Ауэнбах хлопнул мензурку виски. Сел на край кровати, поставил пустую мензурку на тумбочку. Взял ту, что налил деду, отсалютовал ему и хлопнул ее тоже. Вздохнул с некоторым даже удовольствием.
– Хороший виски?
– Отличный. – Ауэнбах поставил мензурку, встал, угрюмо посмотрел на свои ноги. Затем подошел к стене и поднял журнальную подшивку. Разгладил страницы, отдал ее деду. – Есть лишь иллюзия контроля, – продолжал он с обычной мягкостью. – Ты ведь это понимаешь? Никакого контроля на самом деле нет. Только случайности и вероятности, которые извиваются, как коты в мешке.

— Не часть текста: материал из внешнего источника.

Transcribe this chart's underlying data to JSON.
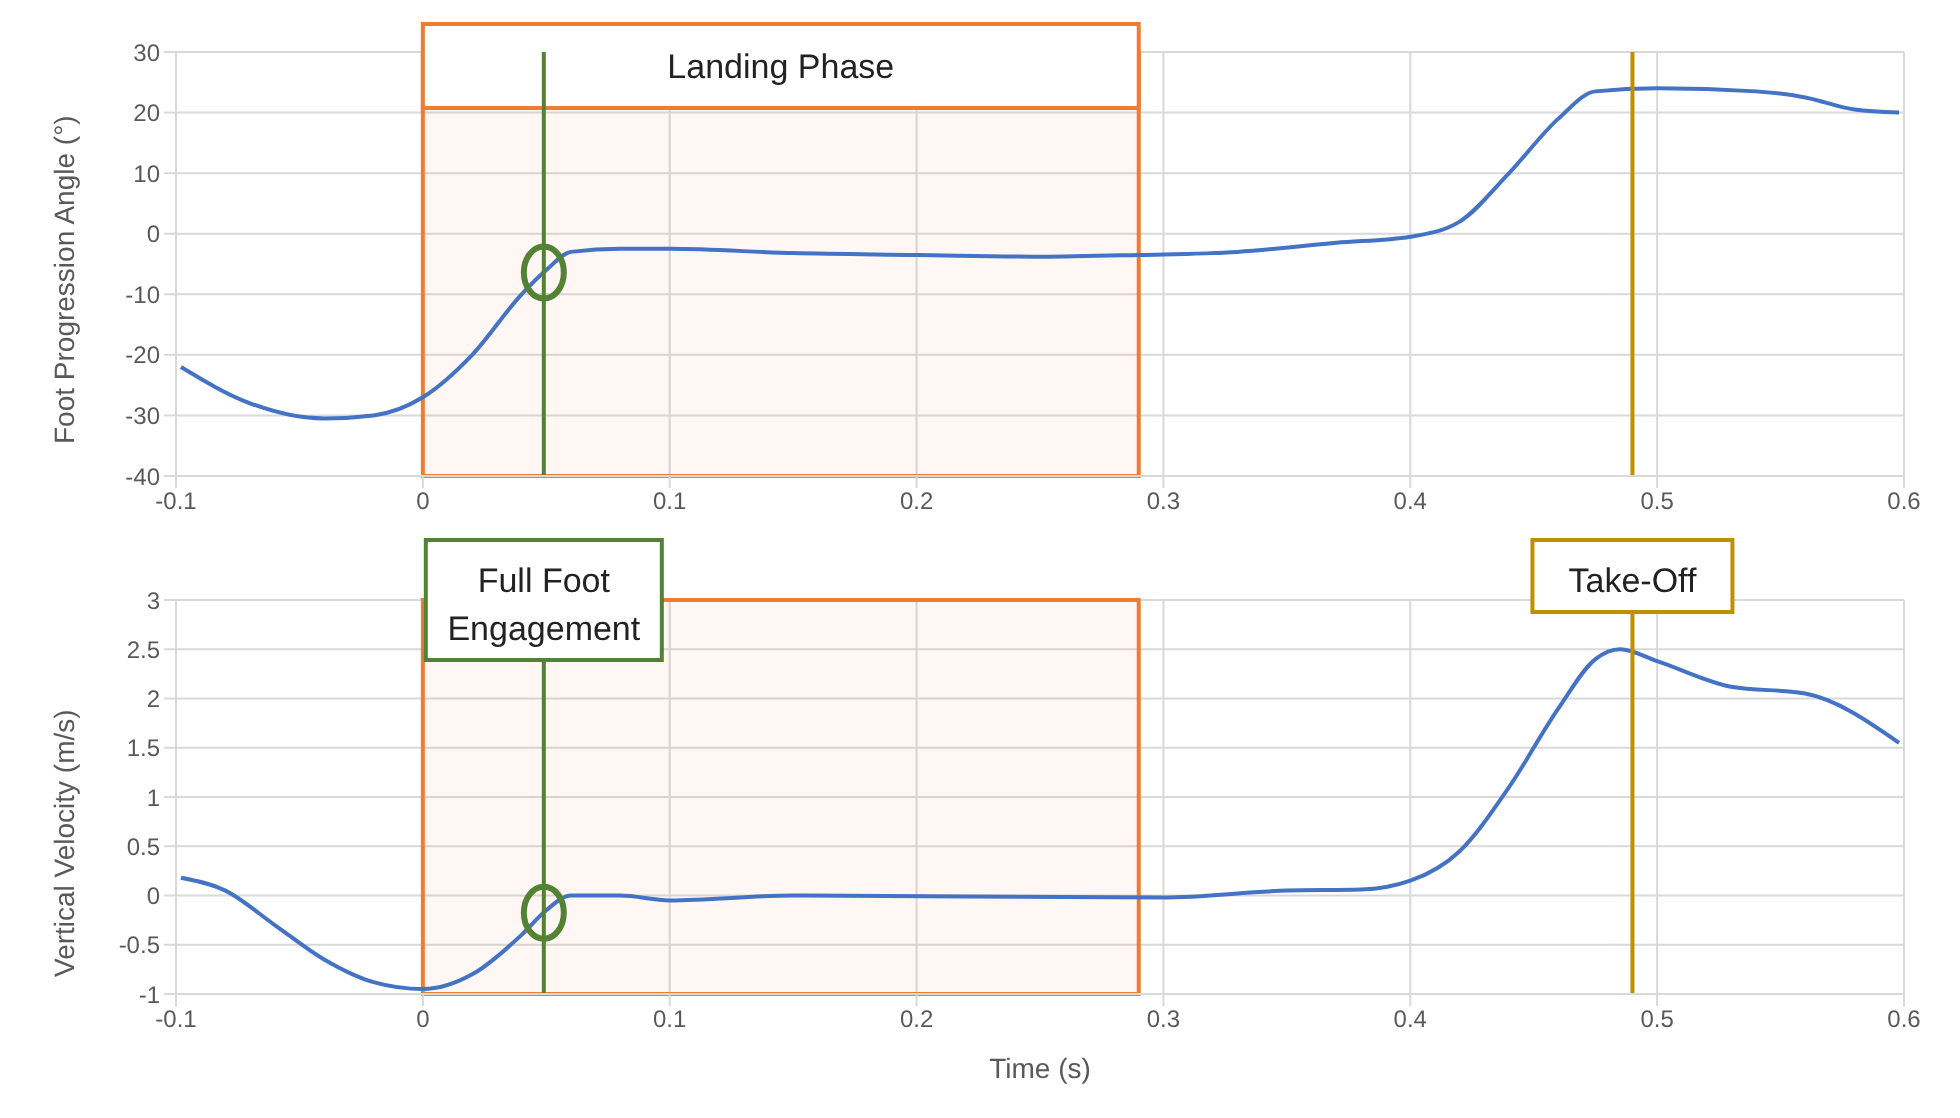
{
  "chart_data": [
    {
      "type": "line",
      "ylabel": "Foot Progression Angle (°)",
      "xlim": [
        -0.1,
        0.6
      ],
      "xticks": [
        -0.1,
        0,
        0.1,
        0.2,
        0.3,
        0.4,
        0.5,
        0.6
      ],
      "ylim": [
        -40,
        30
      ],
      "yticks": [
        -40,
        -30,
        -20,
        -10,
        0,
        10,
        20,
        30
      ],
      "grid": true,
      "series": [
        {
          "color": "#4472c4",
          "x": [
            -0.098,
            -0.07,
            -0.04,
            -0.02,
            0,
            0.02,
            0.04,
            0.05,
            0.06,
            0.08,
            0.1,
            0.15,
            0.2,
            0.25,
            0.29,
            0.33,
            0.37,
            0.4,
            0.42,
            0.44,
            0.46,
            0.475,
            0.5,
            0.54,
            0.56,
            0.58,
            0.598
          ],
          "values": [
            -22,
            -28,
            -30.5,
            -30,
            -27,
            -20,
            -10,
            -6,
            -3,
            -2.5,
            -2.5,
            -3.2,
            -3.5,
            -3.8,
            -3.5,
            -3,
            -1.5,
            -0.5,
            2,
            10,
            19,
            23.5,
            24,
            23.5,
            22.5,
            20.5,
            20
          ]
        }
      ],
      "bands": [
        {
          "axis": "x",
          "from": 0,
          "to": 0.29,
          "label": "Landing Phase",
          "color": "#ed7d31"
        }
      ],
      "ref_lines": [
        {
          "axis": "x",
          "value": 0.049,
          "label": null,
          "color": "#548235"
        },
        {
          "axis": "x",
          "value": 0.49,
          "label": null,
          "color": "#bf9000"
        }
      ]
    },
    {
      "type": "line",
      "ylabel": "Vertical Velocity (m/s)",
      "xlabel": "Time (s)",
      "xlim": [
        -0.1,
        0.6
      ],
      "xticks": [
        -0.1,
        0,
        0.1,
        0.2,
        0.3,
        0.4,
        0.5,
        0.6
      ],
      "ylim": [
        -1,
        3
      ],
      "yticks": [
        -1,
        -0.5,
        0,
        0.5,
        1,
        1.5,
        2,
        2.5,
        3
      ],
      "grid": true,
      "series": [
        {
          "color": "#4472c4",
          "x": [
            -0.098,
            -0.08,
            -0.06,
            -0.04,
            -0.02,
            0,
            0.02,
            0.04,
            0.05,
            0.06,
            0.08,
            0.1,
            0.15,
            0.3,
            0.35,
            0.38,
            0.4,
            0.42,
            0.44,
            0.46,
            0.475,
            0.485,
            0.5,
            0.53,
            0.56,
            0.598
          ],
          "values": [
            0.18,
            0.05,
            -0.3,
            -0.65,
            -0.88,
            -0.95,
            -0.8,
            -0.4,
            -0.15,
            0,
            0,
            -0.05,
            0,
            -0.02,
            0.05,
            0.06,
            0.15,
            0.45,
            1.1,
            1.9,
            2.4,
            2.5,
            2.38,
            2.12,
            2.05,
            1.55
          ]
        }
      ],
      "bands": [
        {
          "axis": "x",
          "from": 0,
          "to": 0.29,
          "label": null,
          "color": "#ed7d31"
        }
      ],
      "ref_lines": [
        {
          "axis": "x",
          "value": 0.049,
          "label": "Full Foot Engagement",
          "color": "#548235"
        },
        {
          "axis": "x",
          "value": 0.49,
          "label": "Take-Off",
          "color": "#bf9000"
        }
      ]
    }
  ]
}
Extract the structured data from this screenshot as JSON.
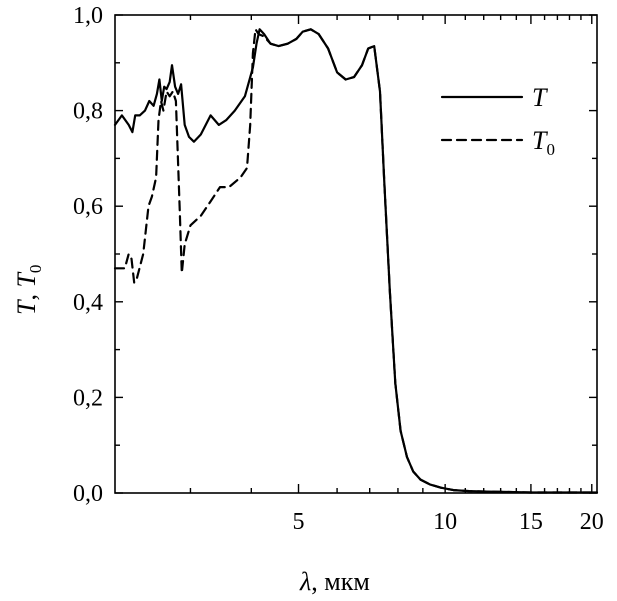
{
  "chart_data": {
    "type": "line",
    "xlabel": {
      "symbol": "λ",
      "unit": ", мкм"
    },
    "ylabel": {
      "symbol1": "T",
      "sep": ", ",
      "symbol2": "T",
      "sub2": "0"
    },
    "xscale": "log",
    "xlim": [
      2.1,
      20.5
    ],
    "ylim": [
      0.0,
      1.0
    ],
    "x_ticks": [
      5,
      10,
      15,
      20
    ],
    "x_tick_labels": [
      "5",
      "10",
      "15",
      "20"
    ],
    "y_ticks": [
      0.0,
      0.2,
      0.4,
      0.6,
      0.8,
      1.0
    ],
    "y_tick_labels": [
      "0,0",
      "0,2",
      "0,4",
      "0,6",
      "0,8",
      "1,0"
    ],
    "grid": false,
    "legend_position": "top-right",
    "series": [
      {
        "name": "T",
        "sub": "",
        "style": "solid",
        "x": [
          2.1,
          2.17,
          2.24,
          2.28,
          2.31,
          2.36,
          2.42,
          2.47,
          2.52,
          2.56,
          2.59,
          2.62,
          2.65,
          2.68,
          2.72,
          2.75,
          2.79,
          2.83,
          2.87,
          2.92,
          2.98,
          3.05,
          3.15,
          3.3,
          3.43,
          3.55,
          3.7,
          3.88,
          4.03,
          4.1,
          4.16,
          4.25,
          4.38,
          4.55,
          4.75,
          4.95,
          5.1,
          5.3,
          5.5,
          5.75,
          6.0,
          6.25,
          6.5,
          6.75,
          6.95,
          7.15,
          7.35,
          7.5,
          7.7,
          7.9,
          8.1,
          8.35,
          8.6,
          8.9,
          9.3,
          9.8,
          10.4,
          11.2,
          12.2,
          13.5,
          15.0,
          17.0,
          20.5
        ],
        "y": [
          0.77,
          0.79,
          0.77,
          0.755,
          0.79,
          0.79,
          0.8,
          0.82,
          0.81,
          0.835,
          0.865,
          0.82,
          0.85,
          0.845,
          0.86,
          0.895,
          0.85,
          0.835,
          0.855,
          0.77,
          0.745,
          0.735,
          0.75,
          0.79,
          0.77,
          0.78,
          0.8,
          0.83,
          0.89,
          0.94,
          0.97,
          0.96,
          0.94,
          0.935,
          0.94,
          0.95,
          0.965,
          0.97,
          0.96,
          0.93,
          0.88,
          0.865,
          0.87,
          0.895,
          0.93,
          0.935,
          0.84,
          0.65,
          0.42,
          0.23,
          0.13,
          0.075,
          0.045,
          0.028,
          0.018,
          0.011,
          0.006,
          0.004,
          0.003,
          0.002,
          0.001,
          0.001,
          0.001
        ]
      },
      {
        "name": "T",
        "sub": "0",
        "style": "dashed",
        "x": [
          2.1,
          2.2,
          2.24,
          2.27,
          2.3,
          2.33,
          2.4,
          2.46,
          2.5,
          2.55,
          2.58,
          2.61,
          2.64,
          2.68,
          2.72,
          2.76,
          2.8,
          2.85,
          2.88,
          2.92,
          3.0,
          3.15,
          3.3,
          3.45,
          3.6,
          3.8,
          3.92,
          3.98,
          4.03,
          4.08,
          4.14,
          4.25,
          4.38,
          4.55,
          4.75,
          4.95,
          5.1,
          5.3,
          5.5,
          5.75,
          6.0,
          6.25,
          6.5,
          6.75,
          6.95,
          7.15,
          7.35,
          7.5,
          7.7,
          7.9,
          8.1,
          8.35,
          8.6,
          8.9,
          9.3,
          9.8,
          10.4,
          11.2,
          12.2,
          13.5,
          15.0,
          17.0,
          20.5
        ],
        "y": [
          0.47,
          0.47,
          0.5,
          0.49,
          0.44,
          0.45,
          0.5,
          0.6,
          0.62,
          0.66,
          0.78,
          0.82,
          0.8,
          0.84,
          0.83,
          0.84,
          0.82,
          0.6,
          0.46,
          0.52,
          0.56,
          0.58,
          0.61,
          0.64,
          0.64,
          0.66,
          0.68,
          0.77,
          0.92,
          0.97,
          0.96,
          0.955,
          0.94,
          0.935,
          0.94,
          0.95,
          0.965,
          0.97,
          0.96,
          0.93,
          0.88,
          0.865,
          0.87,
          0.895,
          0.93,
          0.935,
          0.84,
          0.65,
          0.42,
          0.23,
          0.13,
          0.075,
          0.045,
          0.028,
          0.018,
          0.011,
          0.006,
          0.004,
          0.003,
          0.002,
          0.001,
          0.001,
          0.001
        ]
      }
    ]
  }
}
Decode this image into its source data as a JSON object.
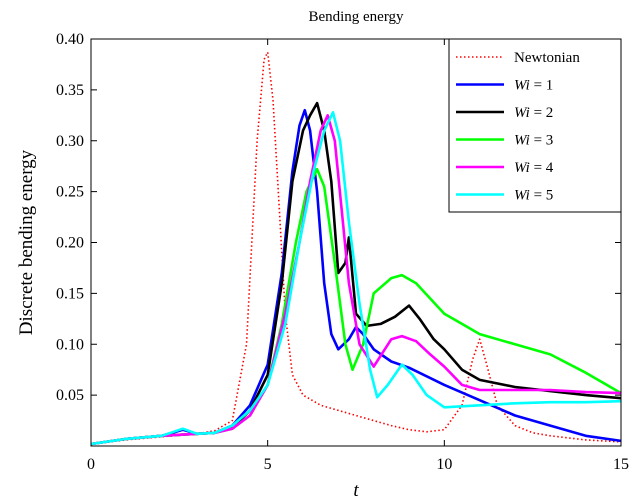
{
  "chart_data": {
    "type": "line",
    "title": "Bending energy",
    "xlabel": "t",
    "ylabel": "Discrete bending energy",
    "xlim": [
      0,
      15
    ],
    "ylim": [
      0,
      0.4
    ],
    "x_ticks": [
      "0",
      "5",
      "10",
      "15"
    ],
    "y_ticks": [
      "0.05",
      "0.10",
      "0.15",
      "0.20",
      "0.25",
      "0.30",
      "0.35",
      "0.40"
    ],
    "grid": false,
    "legend_position": "top-right",
    "series": [
      {
        "name": "Newtonian",
        "color": "#ff0000",
        "style": "dotted",
        "points": [
          [
            0,
            0.002
          ],
          [
            1,
            0.006
          ],
          [
            2,
            0.009
          ],
          [
            3,
            0.012
          ],
          [
            3.5,
            0.015
          ],
          [
            4,
            0.025
          ],
          [
            4.4,
            0.1
          ],
          [
            4.7,
            0.3
          ],
          [
            4.9,
            0.38
          ],
          [
            5.0,
            0.387
          ],
          [
            5.15,
            0.34
          ],
          [
            5.3,
            0.25
          ],
          [
            5.5,
            0.13
          ],
          [
            5.7,
            0.07
          ],
          [
            6,
            0.05
          ],
          [
            6.5,
            0.04
          ],
          [
            7,
            0.035
          ],
          [
            7.5,
            0.03
          ],
          [
            8,
            0.025
          ],
          [
            8.5,
            0.02
          ],
          [
            9,
            0.016
          ],
          [
            9.5,
            0.014
          ],
          [
            10,
            0.016
          ],
          [
            10.5,
            0.04
          ],
          [
            10.8,
            0.085
          ],
          [
            11.0,
            0.105
          ],
          [
            11.2,
            0.08
          ],
          [
            11.5,
            0.04
          ],
          [
            12,
            0.02
          ],
          [
            12.5,
            0.013
          ],
          [
            13,
            0.01
          ],
          [
            14,
            0.006
          ],
          [
            15,
            0.004
          ]
        ]
      },
      {
        "name": "Wi = 1",
        "color": "#0000ff",
        "style": "solid",
        "points": [
          [
            0,
            0.002
          ],
          [
            1,
            0.007
          ],
          [
            2,
            0.01
          ],
          [
            2.6,
            0.016
          ],
          [
            3,
            0.012
          ],
          [
            3.5,
            0.013
          ],
          [
            4,
            0.02
          ],
          [
            4.5,
            0.04
          ],
          [
            5,
            0.08
          ],
          [
            5.4,
            0.17
          ],
          [
            5.7,
            0.27
          ],
          [
            5.9,
            0.315
          ],
          [
            6.05,
            0.33
          ],
          [
            6.2,
            0.31
          ],
          [
            6.4,
            0.25
          ],
          [
            6.6,
            0.16
          ],
          [
            6.8,
            0.11
          ],
          [
            7,
            0.095
          ],
          [
            7.3,
            0.105
          ],
          [
            7.5,
            0.117
          ],
          [
            7.7,
            0.11
          ],
          [
            8,
            0.095
          ],
          [
            8.5,
            0.083
          ],
          [
            9,
            0.077
          ],
          [
            10,
            0.06
          ],
          [
            11,
            0.045
          ],
          [
            12,
            0.03
          ],
          [
            13,
            0.02
          ],
          [
            14,
            0.01
          ],
          [
            15,
            0.005
          ]
        ]
      },
      {
        "name": "Wi = 2",
        "color": "#000000",
        "style": "solid",
        "points": [
          [
            0,
            0.002
          ],
          [
            1,
            0.007
          ],
          [
            2,
            0.01
          ],
          [
            3,
            0.012
          ],
          [
            3.5,
            0.013
          ],
          [
            4,
            0.018
          ],
          [
            4.5,
            0.035
          ],
          [
            5,
            0.07
          ],
          [
            5.4,
            0.16
          ],
          [
            5.7,
            0.26
          ],
          [
            6,
            0.31
          ],
          [
            6.2,
            0.325
          ],
          [
            6.4,
            0.337
          ],
          [
            6.6,
            0.31
          ],
          [
            6.8,
            0.26
          ],
          [
            7,
            0.17
          ],
          [
            7.2,
            0.18
          ],
          [
            7.3,
            0.205
          ],
          [
            7.5,
            0.13
          ],
          [
            7.8,
            0.118
          ],
          [
            8.2,
            0.12
          ],
          [
            8.6,
            0.127
          ],
          [
            9,
            0.138
          ],
          [
            9.3,
            0.125
          ],
          [
            9.7,
            0.105
          ],
          [
            10,
            0.095
          ],
          [
            10.5,
            0.075
          ],
          [
            11,
            0.065
          ],
          [
            12,
            0.058
          ],
          [
            13,
            0.054
          ],
          [
            14,
            0.05
          ],
          [
            15,
            0.047
          ]
        ]
      },
      {
        "name": "Wi = 3",
        "color": "#00ff00",
        "style": "solid",
        "points": [
          [
            0,
            0.002
          ],
          [
            1,
            0.007
          ],
          [
            2,
            0.01
          ],
          [
            3,
            0.012
          ],
          [
            3.5,
            0.013
          ],
          [
            4,
            0.017
          ],
          [
            4.5,
            0.03
          ],
          [
            5,
            0.06
          ],
          [
            5.4,
            0.12
          ],
          [
            5.8,
            0.2
          ],
          [
            6.1,
            0.25
          ],
          [
            6.4,
            0.272
          ],
          [
            6.6,
            0.255
          ],
          [
            6.9,
            0.18
          ],
          [
            7.2,
            0.1
          ],
          [
            7.4,
            0.075
          ],
          [
            7.7,
            0.1
          ],
          [
            8,
            0.15
          ],
          [
            8.5,
            0.165
          ],
          [
            8.8,
            0.168
          ],
          [
            9.2,
            0.16
          ],
          [
            9.6,
            0.145
          ],
          [
            10,
            0.13
          ],
          [
            10.5,
            0.12
          ],
          [
            11,
            0.11
          ],
          [
            12,
            0.1
          ],
          [
            13,
            0.09
          ],
          [
            14,
            0.072
          ],
          [
            15,
            0.052
          ]
        ]
      },
      {
        "name": "Wi = 4",
        "color": "#ff00ff",
        "style": "solid",
        "points": [
          [
            0,
            0.002
          ],
          [
            1,
            0.007
          ],
          [
            2,
            0.01
          ],
          [
            3,
            0.012
          ],
          [
            3.5,
            0.013
          ],
          [
            4,
            0.017
          ],
          [
            4.5,
            0.03
          ],
          [
            5,
            0.06
          ],
          [
            5.5,
            0.13
          ],
          [
            5.9,
            0.2
          ],
          [
            6.2,
            0.26
          ],
          [
            6.5,
            0.31
          ],
          [
            6.7,
            0.325
          ],
          [
            6.9,
            0.3
          ],
          [
            7.1,
            0.23
          ],
          [
            7.3,
            0.16
          ],
          [
            7.6,
            0.1
          ],
          [
            8,
            0.078
          ],
          [
            8.5,
            0.105
          ],
          [
            8.8,
            0.108
          ],
          [
            9.2,
            0.103
          ],
          [
            9.6,
            0.09
          ],
          [
            10,
            0.078
          ],
          [
            10.5,
            0.06
          ],
          [
            11,
            0.055
          ],
          [
            12,
            0.055
          ],
          [
            13,
            0.055
          ],
          [
            14,
            0.053
          ],
          [
            15,
            0.052
          ]
        ]
      },
      {
        "name": "Wi = 5",
        "color": "#00ffff",
        "style": "solid",
        "points": [
          [
            0,
            0.002
          ],
          [
            1,
            0.007
          ],
          [
            2,
            0.01
          ],
          [
            2.6,
            0.017
          ],
          [
            3,
            0.012
          ],
          [
            3.5,
            0.013
          ],
          [
            4,
            0.02
          ],
          [
            4.5,
            0.035
          ],
          [
            5,
            0.06
          ],
          [
            5.5,
            0.12
          ],
          [
            5.9,
            0.2
          ],
          [
            6.3,
            0.27
          ],
          [
            6.6,
            0.31
          ],
          [
            6.85,
            0.328
          ],
          [
            7.05,
            0.3
          ],
          [
            7.3,
            0.22
          ],
          [
            7.6,
            0.14
          ],
          [
            7.9,
            0.075
          ],
          [
            8.1,
            0.048
          ],
          [
            8.4,
            0.06
          ],
          [
            8.8,
            0.08
          ],
          [
            9.1,
            0.07
          ],
          [
            9.5,
            0.05
          ],
          [
            10,
            0.038
          ],
          [
            11,
            0.04
          ],
          [
            12,
            0.042
          ],
          [
            13,
            0.043
          ],
          [
            14,
            0.043
          ],
          [
            15,
            0.044
          ]
        ]
      }
    ]
  }
}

– Знаю, – ответил дед. – Но когда я трезвый, мне не приходится об этом думать.
Раздался глухой удар, давление, ощущаемое где-то глубже барабанной перепонки. Как грохот бомбы, упавшей на соседний дом, когда содрогаются полы и стены, дребезжат окна, только это не могла быть бомба. Бомба предупреждает о себе. Выпав из брюха «юнкерса», она свистит, воет, гудит или издает бесовские вопли, которые с приближением к земле становятся все громче и экстатичнее. Самолет-снаряд Фау-1 летит над головой, жужжа себе под нос, прежде чем его счетчик скрутится до нуля и разблокируются взрыватели боевой части. Затем наступает долгая тишина, пока самолет-снаряд пикирует к встрече с пламенем и разрушением.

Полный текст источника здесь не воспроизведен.